By midlandsmovies, Jul 6 2016 06:04PM

Suburra (2016) Dir. Stefano Sollima

Based on the novel by Carlo Bonini and Giancarlo De Cataldo this Italian neo-noir has soundtrack echoes of Drive and a seedy night time plot of politics and crime in Rome. The title comes from the name of a suburb of Ancient Rome and follows an Italian MP Filippo Malgradi who is involved in a real estate project complicated by his close relations with a local crime boss. After a sex and drugs night with underage prostitutes, one dies of an overdose and Malgradi leaves it to the surviving call-girl along with her gypsy money lender friend Spandino to get rid of the body into the Tiber.

Malgradi is played well by Pierfrancesco Favino who has starred in Ron Howard’s Rush and as well as the director’s Angels & Demons also set in Rome. His menacing screen presence contrasts with a sleazy vulnerability of a wayward man making the wrong choices at the wrong time. A convoluted plot then sees various crime bosses attempting to waive debts by seizing property and Spadino blackmailing Malgradi as he threatens to reveal his secrets.

A solid European thriller, the film suffers from far too many characters and keeping tabs on their motivations and allegiances would have been easier with a more straightforward narrative. Editing is slightly haphazard reflecting the fractious nature of alliances made by the gangs in the city and the gangs in parliament.

As revenge spirals out of control from both sides, bad-tempered rivalries across the city are settled by money, drugs, murder, violence or “debt recovery” in the way only Italians can.

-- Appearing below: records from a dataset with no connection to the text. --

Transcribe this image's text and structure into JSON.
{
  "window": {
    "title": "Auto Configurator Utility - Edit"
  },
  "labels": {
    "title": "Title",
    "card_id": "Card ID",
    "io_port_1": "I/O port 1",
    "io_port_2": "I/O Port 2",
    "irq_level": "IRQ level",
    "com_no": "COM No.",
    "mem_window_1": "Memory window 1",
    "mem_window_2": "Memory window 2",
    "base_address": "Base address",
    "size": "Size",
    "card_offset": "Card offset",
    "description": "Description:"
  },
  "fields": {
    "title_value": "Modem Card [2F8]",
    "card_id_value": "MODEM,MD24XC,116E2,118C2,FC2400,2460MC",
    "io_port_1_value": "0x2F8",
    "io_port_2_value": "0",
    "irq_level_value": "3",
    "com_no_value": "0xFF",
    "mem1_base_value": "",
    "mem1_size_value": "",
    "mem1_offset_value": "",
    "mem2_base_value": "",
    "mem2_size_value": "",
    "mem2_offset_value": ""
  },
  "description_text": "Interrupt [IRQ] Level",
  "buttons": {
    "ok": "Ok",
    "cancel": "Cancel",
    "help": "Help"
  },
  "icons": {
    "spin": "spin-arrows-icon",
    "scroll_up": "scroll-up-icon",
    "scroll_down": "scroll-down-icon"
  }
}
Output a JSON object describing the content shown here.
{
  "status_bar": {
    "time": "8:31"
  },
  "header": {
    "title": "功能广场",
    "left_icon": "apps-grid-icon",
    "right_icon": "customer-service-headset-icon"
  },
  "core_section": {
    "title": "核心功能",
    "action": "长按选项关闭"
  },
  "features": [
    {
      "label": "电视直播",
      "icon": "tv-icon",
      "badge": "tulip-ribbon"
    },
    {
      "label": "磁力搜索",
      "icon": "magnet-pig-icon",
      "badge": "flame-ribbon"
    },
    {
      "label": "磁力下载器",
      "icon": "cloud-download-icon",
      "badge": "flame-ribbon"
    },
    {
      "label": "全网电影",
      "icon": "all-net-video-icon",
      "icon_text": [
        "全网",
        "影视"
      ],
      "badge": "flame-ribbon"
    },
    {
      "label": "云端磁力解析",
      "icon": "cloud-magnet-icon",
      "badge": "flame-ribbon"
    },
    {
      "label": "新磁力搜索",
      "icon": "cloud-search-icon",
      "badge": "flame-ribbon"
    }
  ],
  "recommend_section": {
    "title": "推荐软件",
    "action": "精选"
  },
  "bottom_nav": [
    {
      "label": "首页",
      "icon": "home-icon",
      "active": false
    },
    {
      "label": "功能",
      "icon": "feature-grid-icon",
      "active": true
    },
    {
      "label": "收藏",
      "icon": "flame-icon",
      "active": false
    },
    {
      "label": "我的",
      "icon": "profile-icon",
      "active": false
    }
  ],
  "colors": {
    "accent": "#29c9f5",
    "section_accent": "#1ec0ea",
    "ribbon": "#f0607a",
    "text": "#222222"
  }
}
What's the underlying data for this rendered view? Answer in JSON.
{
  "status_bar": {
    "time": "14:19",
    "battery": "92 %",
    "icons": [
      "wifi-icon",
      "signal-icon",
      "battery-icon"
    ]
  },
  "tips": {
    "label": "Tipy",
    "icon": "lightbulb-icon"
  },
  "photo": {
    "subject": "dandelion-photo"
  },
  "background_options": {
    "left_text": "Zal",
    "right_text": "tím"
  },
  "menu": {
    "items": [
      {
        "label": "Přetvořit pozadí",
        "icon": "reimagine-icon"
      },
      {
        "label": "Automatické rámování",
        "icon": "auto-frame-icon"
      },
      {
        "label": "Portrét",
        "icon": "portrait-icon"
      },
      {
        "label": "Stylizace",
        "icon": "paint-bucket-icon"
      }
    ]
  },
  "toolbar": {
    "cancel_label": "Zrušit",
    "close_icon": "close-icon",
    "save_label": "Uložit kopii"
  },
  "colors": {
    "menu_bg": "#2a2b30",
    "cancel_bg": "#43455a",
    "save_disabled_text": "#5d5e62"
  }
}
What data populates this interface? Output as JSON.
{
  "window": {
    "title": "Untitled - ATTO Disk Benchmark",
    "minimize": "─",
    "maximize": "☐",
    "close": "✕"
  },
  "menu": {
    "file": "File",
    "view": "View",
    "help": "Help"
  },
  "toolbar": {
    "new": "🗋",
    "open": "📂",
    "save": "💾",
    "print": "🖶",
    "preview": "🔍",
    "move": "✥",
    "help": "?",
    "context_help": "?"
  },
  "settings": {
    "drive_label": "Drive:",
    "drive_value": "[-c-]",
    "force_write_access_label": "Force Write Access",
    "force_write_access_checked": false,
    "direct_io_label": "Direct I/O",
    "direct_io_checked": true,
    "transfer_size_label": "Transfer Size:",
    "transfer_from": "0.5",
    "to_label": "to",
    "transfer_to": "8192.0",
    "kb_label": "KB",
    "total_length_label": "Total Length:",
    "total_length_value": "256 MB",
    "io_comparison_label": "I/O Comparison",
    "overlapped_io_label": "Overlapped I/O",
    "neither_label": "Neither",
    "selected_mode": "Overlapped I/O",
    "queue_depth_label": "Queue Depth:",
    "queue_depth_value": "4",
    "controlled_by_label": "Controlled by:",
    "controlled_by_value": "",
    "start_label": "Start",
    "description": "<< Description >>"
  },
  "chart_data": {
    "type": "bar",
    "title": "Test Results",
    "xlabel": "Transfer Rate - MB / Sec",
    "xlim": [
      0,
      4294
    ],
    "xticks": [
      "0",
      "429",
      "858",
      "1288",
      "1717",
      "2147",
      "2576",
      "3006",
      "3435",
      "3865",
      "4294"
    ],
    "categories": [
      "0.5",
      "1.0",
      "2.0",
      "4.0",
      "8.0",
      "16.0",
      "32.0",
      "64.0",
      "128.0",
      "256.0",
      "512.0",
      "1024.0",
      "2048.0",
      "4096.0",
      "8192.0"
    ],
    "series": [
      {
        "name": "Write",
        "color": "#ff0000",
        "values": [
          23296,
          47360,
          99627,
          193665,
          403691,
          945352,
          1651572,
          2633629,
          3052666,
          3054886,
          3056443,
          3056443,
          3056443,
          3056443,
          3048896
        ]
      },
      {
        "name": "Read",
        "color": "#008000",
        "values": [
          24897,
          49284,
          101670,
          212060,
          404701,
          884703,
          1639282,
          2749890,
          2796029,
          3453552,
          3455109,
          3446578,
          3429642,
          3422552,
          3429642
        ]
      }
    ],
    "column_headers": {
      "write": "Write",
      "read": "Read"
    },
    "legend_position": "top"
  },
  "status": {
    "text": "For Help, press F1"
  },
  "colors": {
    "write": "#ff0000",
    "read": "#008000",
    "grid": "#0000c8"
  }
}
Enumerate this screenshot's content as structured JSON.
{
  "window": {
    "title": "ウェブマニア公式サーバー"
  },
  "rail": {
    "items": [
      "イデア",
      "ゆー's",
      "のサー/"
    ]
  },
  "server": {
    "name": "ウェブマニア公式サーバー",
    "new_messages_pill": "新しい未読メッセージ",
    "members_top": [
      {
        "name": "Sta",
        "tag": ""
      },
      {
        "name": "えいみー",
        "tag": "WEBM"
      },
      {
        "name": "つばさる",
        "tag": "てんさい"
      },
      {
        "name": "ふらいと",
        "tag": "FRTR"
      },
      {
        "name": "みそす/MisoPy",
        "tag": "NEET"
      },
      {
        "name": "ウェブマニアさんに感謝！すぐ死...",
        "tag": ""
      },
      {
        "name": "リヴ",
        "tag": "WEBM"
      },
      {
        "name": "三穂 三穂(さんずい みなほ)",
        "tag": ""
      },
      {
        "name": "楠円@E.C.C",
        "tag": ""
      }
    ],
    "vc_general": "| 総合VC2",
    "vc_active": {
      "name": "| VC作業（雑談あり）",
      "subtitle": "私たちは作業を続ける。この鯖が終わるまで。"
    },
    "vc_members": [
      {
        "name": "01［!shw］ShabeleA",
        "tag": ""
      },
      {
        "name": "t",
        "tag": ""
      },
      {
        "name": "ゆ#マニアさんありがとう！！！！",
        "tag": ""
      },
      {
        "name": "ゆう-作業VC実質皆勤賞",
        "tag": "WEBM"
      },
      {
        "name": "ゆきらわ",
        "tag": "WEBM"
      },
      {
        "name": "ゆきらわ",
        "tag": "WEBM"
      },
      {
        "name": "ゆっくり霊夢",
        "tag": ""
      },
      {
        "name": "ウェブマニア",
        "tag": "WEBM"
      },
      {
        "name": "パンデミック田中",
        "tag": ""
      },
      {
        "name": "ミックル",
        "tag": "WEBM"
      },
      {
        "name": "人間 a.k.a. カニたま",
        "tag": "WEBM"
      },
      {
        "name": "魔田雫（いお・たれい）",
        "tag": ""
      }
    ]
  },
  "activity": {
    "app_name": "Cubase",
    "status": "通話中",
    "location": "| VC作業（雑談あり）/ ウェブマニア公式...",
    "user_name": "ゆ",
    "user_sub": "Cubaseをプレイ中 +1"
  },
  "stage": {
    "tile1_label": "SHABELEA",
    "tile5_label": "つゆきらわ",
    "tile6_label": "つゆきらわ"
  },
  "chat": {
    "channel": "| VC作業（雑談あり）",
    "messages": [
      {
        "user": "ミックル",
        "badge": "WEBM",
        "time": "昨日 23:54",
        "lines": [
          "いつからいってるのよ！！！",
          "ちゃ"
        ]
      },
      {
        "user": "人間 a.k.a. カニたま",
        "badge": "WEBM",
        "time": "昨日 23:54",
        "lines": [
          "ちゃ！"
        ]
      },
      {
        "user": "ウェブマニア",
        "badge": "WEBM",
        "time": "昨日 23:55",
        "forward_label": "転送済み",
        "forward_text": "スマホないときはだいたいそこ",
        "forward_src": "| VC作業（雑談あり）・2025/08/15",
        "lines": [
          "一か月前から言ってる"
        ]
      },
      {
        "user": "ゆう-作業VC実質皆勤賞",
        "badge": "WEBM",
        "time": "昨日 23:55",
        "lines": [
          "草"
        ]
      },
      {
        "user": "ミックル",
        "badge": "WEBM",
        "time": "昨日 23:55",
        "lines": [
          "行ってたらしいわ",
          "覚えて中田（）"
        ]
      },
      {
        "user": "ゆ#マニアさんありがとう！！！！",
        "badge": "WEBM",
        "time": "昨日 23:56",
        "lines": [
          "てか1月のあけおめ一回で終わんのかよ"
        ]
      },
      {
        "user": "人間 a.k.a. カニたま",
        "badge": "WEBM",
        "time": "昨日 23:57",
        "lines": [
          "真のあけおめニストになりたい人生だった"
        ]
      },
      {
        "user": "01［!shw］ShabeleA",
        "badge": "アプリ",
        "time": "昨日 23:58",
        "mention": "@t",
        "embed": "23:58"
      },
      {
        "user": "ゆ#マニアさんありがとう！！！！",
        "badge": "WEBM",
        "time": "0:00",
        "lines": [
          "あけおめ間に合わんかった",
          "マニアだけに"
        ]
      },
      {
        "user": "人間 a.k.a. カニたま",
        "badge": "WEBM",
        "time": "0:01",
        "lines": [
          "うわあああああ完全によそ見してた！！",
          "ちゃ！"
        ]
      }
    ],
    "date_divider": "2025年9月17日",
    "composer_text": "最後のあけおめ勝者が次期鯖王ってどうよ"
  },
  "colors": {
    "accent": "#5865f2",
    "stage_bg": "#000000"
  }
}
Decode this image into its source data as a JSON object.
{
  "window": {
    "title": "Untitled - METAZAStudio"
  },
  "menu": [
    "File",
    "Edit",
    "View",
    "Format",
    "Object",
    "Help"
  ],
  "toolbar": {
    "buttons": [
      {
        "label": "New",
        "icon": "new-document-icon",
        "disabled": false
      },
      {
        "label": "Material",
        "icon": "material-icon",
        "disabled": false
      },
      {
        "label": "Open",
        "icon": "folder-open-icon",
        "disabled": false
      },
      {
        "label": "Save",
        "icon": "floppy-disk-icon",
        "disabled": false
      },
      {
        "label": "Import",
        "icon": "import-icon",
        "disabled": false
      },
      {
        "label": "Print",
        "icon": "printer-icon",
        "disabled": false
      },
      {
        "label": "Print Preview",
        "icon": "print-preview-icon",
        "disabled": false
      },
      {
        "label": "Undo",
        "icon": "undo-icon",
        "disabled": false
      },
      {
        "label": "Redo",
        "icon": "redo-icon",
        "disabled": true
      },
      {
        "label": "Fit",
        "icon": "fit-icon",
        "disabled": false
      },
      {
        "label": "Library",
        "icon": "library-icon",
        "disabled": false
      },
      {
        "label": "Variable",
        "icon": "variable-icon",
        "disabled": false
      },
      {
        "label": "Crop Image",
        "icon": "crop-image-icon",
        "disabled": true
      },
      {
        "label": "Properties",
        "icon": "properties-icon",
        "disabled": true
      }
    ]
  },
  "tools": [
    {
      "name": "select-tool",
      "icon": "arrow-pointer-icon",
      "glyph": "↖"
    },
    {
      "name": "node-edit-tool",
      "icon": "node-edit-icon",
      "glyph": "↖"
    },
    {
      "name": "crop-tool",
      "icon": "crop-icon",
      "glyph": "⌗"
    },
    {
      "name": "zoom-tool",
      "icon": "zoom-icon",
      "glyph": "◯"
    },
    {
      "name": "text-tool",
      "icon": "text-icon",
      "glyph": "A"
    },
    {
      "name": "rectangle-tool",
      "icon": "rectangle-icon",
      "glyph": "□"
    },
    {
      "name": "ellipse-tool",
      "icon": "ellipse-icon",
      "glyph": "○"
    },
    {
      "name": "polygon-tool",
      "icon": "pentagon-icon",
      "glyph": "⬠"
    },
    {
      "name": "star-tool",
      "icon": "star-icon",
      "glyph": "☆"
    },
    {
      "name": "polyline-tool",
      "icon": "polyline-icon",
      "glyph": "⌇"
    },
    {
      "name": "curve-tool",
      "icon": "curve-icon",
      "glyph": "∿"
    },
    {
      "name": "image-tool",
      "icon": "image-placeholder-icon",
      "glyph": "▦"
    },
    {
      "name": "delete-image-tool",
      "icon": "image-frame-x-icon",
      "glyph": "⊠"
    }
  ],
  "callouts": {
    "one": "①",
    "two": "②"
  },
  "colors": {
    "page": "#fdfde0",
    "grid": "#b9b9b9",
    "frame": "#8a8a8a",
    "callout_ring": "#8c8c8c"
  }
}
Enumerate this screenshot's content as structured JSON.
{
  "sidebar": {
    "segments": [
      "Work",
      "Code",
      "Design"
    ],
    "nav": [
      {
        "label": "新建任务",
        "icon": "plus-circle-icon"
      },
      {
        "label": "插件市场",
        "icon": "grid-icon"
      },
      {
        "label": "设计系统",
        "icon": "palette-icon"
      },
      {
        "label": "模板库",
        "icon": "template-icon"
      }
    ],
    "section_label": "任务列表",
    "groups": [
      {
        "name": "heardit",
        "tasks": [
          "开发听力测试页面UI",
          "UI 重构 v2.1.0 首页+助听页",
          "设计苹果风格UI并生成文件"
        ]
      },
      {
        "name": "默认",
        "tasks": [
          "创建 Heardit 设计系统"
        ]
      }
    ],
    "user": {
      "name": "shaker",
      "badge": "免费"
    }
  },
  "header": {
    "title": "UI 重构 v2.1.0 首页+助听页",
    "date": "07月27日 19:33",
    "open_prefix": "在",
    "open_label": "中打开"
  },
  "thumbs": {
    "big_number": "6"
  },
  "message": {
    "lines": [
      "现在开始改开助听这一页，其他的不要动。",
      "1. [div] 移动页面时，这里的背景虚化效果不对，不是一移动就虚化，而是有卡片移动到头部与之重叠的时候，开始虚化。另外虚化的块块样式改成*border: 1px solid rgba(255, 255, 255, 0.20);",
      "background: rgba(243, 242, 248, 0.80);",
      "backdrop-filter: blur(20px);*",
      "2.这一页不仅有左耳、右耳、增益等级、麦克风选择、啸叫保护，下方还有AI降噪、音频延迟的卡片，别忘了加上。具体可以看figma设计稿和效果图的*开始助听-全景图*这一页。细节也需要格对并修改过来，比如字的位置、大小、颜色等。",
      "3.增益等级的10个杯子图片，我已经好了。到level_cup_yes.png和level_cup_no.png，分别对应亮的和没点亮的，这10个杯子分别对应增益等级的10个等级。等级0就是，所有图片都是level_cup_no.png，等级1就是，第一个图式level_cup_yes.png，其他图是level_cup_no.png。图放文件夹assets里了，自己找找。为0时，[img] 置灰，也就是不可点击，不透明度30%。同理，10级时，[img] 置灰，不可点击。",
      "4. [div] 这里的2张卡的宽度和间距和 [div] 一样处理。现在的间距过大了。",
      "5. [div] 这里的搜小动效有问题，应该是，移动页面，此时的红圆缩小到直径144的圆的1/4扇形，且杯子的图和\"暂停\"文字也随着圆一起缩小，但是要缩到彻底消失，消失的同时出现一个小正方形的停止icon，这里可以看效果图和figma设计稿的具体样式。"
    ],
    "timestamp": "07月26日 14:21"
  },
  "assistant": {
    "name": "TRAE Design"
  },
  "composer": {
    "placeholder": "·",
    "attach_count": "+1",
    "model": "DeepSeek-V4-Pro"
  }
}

“It’s dangerous to even cross the street in this city” says one character (a literal fact I found out on my trip there) but this great line of dialogue sums up the film’s focus. Why resolve your differences in a well-mannered (and legal) fashion when you can simply kill, main or extort others into seeing things your way.

Everyone is a criminal, everyone’s father is a criminal and everyone gets criminals to sort out their criminal business. Joking aside the film lacks character development in favour of plot but the plot lacks any coherence so when all your main players are unsympathetic you ultimately care less about the consequences to anyone. Jumping from low level lackeys via prostitutes and politicians, the film is clearly unsure of the protagonist and the overbearing electronic soundtrack by M83 frankly (and I know it’s not professional saying this) got on my tits.

The films skirts around the political affairs of the streets and the state and fans of A Most Violent Year (our review here) may find some satisfaction with Subarra’s similar themes. Funded by Netflix this is a film that shows the new production kid on the block will take chances but its rather uninteresting spotlight on property planning (with added violence) will be frustrating for most audiences.